Il poursuit en soulignant la nécessité d’une vigilance épistémologique :
« il importe de les sortir d’une conflictualité polémique destructrice… il faudrait mieux
articuler (transductivement) les conflits de pouvoir et les élaborations théoriques »18.
Se trouve posé, à travers ces quelques lignes, l’intérêt d’une réarticulation des champs de cohérence en vue d’une
meilleure compréhension de l’expérience interculturelle.

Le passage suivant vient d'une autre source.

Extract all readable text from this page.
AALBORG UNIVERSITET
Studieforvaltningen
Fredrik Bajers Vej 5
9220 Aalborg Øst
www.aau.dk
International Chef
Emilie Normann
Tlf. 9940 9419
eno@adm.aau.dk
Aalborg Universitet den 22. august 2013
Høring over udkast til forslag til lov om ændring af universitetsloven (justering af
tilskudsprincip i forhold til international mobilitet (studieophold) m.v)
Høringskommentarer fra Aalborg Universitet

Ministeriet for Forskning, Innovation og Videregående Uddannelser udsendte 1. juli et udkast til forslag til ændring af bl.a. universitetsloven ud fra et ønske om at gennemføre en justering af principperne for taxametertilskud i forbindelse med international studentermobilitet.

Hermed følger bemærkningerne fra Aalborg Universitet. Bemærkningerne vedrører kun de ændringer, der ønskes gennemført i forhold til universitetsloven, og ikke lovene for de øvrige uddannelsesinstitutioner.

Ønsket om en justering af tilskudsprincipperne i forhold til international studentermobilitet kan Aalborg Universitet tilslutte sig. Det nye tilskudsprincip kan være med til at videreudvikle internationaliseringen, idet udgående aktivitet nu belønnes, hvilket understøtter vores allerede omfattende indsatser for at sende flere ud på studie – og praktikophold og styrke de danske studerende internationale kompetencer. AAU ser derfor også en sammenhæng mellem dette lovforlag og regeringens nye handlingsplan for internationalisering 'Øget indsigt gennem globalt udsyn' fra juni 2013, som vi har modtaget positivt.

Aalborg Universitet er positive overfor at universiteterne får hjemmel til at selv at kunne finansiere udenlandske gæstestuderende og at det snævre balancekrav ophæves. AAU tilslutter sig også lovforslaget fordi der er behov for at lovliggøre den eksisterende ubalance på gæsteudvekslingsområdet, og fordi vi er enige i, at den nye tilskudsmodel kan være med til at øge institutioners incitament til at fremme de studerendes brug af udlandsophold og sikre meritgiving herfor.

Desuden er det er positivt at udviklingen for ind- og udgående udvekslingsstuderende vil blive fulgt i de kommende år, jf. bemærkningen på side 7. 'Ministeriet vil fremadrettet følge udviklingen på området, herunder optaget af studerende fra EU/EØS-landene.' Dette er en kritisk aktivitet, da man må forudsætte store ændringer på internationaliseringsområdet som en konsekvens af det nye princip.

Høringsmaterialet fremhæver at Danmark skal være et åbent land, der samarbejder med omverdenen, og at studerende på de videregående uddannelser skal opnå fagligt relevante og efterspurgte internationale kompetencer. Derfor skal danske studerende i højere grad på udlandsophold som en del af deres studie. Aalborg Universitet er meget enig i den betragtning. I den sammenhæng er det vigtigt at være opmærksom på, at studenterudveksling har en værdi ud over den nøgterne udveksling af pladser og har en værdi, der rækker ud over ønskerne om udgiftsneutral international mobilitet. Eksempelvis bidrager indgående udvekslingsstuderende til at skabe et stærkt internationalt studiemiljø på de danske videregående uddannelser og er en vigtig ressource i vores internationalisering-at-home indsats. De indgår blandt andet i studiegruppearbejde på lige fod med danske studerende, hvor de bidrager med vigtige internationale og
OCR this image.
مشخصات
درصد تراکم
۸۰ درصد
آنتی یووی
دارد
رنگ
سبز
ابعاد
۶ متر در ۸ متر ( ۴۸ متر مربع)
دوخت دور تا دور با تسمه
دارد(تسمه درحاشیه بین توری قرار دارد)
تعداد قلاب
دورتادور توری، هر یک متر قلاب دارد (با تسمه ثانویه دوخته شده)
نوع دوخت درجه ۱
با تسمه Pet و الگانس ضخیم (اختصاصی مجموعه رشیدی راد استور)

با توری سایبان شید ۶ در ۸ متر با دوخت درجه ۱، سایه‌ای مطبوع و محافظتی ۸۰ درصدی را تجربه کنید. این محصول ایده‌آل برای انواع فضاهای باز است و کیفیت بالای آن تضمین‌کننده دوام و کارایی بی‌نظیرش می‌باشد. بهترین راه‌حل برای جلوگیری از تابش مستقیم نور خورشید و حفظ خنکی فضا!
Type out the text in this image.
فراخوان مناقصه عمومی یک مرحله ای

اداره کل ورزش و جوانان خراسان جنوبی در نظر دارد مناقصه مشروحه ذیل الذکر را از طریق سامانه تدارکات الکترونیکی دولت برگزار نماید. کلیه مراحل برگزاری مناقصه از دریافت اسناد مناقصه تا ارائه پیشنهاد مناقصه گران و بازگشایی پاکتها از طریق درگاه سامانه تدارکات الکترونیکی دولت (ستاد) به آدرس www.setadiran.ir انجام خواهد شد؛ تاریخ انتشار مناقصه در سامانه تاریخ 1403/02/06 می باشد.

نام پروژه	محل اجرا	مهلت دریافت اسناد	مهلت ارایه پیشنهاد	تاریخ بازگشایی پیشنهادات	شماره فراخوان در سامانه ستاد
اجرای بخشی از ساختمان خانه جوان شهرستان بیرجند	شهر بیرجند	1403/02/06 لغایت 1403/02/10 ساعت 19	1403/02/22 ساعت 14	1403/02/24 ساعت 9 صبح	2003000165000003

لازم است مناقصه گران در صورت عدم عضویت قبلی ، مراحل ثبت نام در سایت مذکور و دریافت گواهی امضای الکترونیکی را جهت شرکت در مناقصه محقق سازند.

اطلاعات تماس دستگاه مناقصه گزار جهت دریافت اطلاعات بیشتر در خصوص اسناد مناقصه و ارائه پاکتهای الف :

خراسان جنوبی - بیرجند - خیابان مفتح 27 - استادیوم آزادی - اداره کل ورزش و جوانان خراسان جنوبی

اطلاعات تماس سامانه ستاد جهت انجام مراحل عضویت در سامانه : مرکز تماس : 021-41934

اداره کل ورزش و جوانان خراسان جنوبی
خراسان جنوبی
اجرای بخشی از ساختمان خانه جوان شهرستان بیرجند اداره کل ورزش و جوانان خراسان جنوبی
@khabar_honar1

On peut donc retracer ici quatre axes de réflexion dans le champ de l’interculturalité, qui nous paraissent
pertinents et emblématiques de la réflexion française :
1- L’approche structurelle globale de J. Demorgon, qui s’attache à décloisonner le concept d’identité nationale
selon le modèle historique, en montrant que celle-ci est tissée de transductions complexes (rétrospectives et
prospectives) de quatre grandes orientations culturelles qui ont marqué l’évolution anthropologique de nos
sociétés : communautaire, royale-impériale, nationale-marchande et enfin informationnelle-mondiale (ou
interculturelle-mondial)19.
2- L’approche interactionniste de M. Abdallah-Pretceille, qui s’attache à décloisonner l’identité individuelle dans
son affirmation d’appartenance exclusive à une culture, en montrant que celle-ci fonctionne sur les notions
d’ « emprunt, de « variation » et de « réseau », voire de « transgression » des codes culturels établis. En ce sens,
il convient selon l’auteur de remplacer le concept de culture par celui de culturalité, en mettant l’accent sur la
pragmatique de la communication et des échanges interculturels.